Segunda-feira, 20 de Setembro de 2010

«Novo Dicionário do Islão», de Margarida Santos Lopes

«É interessante que os terroristas que alegam ser motivados por uma ideologia


religiosa ignoram frequentemente o que é o Islão.»


Jessica Stern


 




 


 


Este Dicionário do Islão, mais completo, actualizado do que a primeira edição, publicada em 2002, tenta dar algumas respostas apresentando palavras, figuras e histórias que moldaram, e ainda definem, a fé «revelada por um arcanjo», em 610 da era cristã, a um mercador a quem foi dado o nome até então invulgar de Muhammad (Maomé).

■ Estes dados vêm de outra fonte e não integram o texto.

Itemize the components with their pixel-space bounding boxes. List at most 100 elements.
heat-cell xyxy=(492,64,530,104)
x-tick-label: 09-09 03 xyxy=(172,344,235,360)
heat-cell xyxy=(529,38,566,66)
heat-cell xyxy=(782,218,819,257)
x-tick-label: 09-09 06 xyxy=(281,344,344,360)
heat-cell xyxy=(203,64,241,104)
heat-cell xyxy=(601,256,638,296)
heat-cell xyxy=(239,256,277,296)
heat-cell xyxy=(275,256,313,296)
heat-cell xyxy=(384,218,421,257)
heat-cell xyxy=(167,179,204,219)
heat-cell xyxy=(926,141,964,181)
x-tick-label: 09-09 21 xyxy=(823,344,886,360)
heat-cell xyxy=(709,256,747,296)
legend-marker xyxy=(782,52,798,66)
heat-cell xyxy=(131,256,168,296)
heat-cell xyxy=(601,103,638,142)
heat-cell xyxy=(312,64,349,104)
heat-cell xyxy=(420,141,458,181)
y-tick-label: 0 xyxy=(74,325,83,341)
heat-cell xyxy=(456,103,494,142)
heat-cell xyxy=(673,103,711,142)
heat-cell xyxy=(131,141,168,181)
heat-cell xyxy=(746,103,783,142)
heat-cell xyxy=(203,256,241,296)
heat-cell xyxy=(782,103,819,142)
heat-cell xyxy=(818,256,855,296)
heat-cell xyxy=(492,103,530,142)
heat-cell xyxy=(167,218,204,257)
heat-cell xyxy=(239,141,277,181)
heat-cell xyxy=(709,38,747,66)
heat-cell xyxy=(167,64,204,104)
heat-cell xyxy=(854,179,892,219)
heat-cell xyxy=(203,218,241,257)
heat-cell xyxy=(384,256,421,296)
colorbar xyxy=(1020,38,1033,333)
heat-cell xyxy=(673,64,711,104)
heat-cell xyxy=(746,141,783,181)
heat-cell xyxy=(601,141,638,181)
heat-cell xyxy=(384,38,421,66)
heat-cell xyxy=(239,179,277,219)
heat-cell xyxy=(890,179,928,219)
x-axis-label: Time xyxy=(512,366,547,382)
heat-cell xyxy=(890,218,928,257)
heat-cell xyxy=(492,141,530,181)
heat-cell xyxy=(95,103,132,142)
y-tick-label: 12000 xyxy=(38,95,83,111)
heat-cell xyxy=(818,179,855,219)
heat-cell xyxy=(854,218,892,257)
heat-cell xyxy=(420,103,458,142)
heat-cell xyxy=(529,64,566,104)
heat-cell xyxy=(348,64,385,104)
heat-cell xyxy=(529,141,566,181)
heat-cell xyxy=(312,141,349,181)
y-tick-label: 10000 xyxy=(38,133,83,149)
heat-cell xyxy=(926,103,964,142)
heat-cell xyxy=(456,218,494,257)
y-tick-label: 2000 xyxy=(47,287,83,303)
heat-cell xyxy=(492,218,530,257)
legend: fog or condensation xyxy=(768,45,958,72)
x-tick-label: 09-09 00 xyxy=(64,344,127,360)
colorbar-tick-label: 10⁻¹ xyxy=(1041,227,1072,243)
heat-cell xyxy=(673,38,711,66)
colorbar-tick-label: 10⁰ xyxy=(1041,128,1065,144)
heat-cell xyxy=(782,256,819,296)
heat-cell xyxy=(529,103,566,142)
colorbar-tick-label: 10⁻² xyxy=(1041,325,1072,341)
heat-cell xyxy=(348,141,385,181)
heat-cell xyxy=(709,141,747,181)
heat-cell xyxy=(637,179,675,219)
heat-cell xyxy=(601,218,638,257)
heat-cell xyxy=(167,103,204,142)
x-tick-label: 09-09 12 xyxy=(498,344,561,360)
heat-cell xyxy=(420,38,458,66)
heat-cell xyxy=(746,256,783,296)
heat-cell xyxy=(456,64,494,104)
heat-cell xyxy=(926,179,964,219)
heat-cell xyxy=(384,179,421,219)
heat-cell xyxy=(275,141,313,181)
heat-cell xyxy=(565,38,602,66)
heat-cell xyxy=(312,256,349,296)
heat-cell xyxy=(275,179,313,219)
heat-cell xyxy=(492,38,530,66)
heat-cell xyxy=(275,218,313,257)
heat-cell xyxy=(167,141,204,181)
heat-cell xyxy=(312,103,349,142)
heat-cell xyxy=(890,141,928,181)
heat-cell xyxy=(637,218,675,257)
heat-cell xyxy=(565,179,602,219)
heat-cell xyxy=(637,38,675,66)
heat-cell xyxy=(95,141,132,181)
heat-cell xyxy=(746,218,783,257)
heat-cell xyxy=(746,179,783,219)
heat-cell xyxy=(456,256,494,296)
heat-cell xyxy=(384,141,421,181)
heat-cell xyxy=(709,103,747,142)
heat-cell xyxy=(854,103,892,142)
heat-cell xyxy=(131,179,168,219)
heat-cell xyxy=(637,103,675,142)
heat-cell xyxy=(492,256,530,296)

Contém mais palavras, figuras e histórias mas mantém o objectivo: contribuir para descodificar uma religião que nasceu há 1400 anos – em 610 da era cristã –, mas ainda provoca desconfiança.


Nestas páginas, Islão (fé) não é igual a islamismo (ideologia); e os islamitas (crentes) nem sempre são islamistas (combatentes da jihad). Para alguns, o termo “islamista” é uma heresia linguística, mas este livro preocupa-se mais com o neologismo que caracteriza o medo e a discriminação dos muçulmanos: «islamofobia». Por isso, segue as recomendações de respeitados «islamólogos», como a muçulmana Dalia Mogahed e John Esposito, que não confundem uma maioria silenciosa e devota de 1200 milhões de fiéis com uma minoria ruidosa e fanática, que continua a matar em nome do seu profeta, Maomé, e de Deus/Allah.


 


 



 


Margarida Santos Lopes é redactora principal do diário Público onde trabalha desde a sua fundação, em 1989, e onde foi, durante nove anos, editora da secção Internacional/Mundo. Formada na Escola Superior de Meios de Comunicação Social, em Lisboa, iniciou a carreira de jornalista, em 1979, na antiga agência noticiosa ANOP. Trabalhou depois na Notícias de Portugal (NP) e na Lusa. Segue desde há 30 anos Israel e o mundo árabe e muçulmano (com reportagens na Argélia, Egipto, Iraque, Irão, Jordânia, Líbano, Marrocos, Omã, Palestina, Síria e Turquia). Ganhou o Prémio Norberto Lopes, da Casa da Imprensa, no biénio 1992-93, por uma série de artigos intitulada «A Paz no Médio Oriente», depois do reconhecimento mútuo Israel-OLP. Além de Dicionário do Islão, Palavras, Figuras e Histórias, é também autora de Arafat – A Pedra que os Palestinianos lançaram ao Mundo (Público, 2004).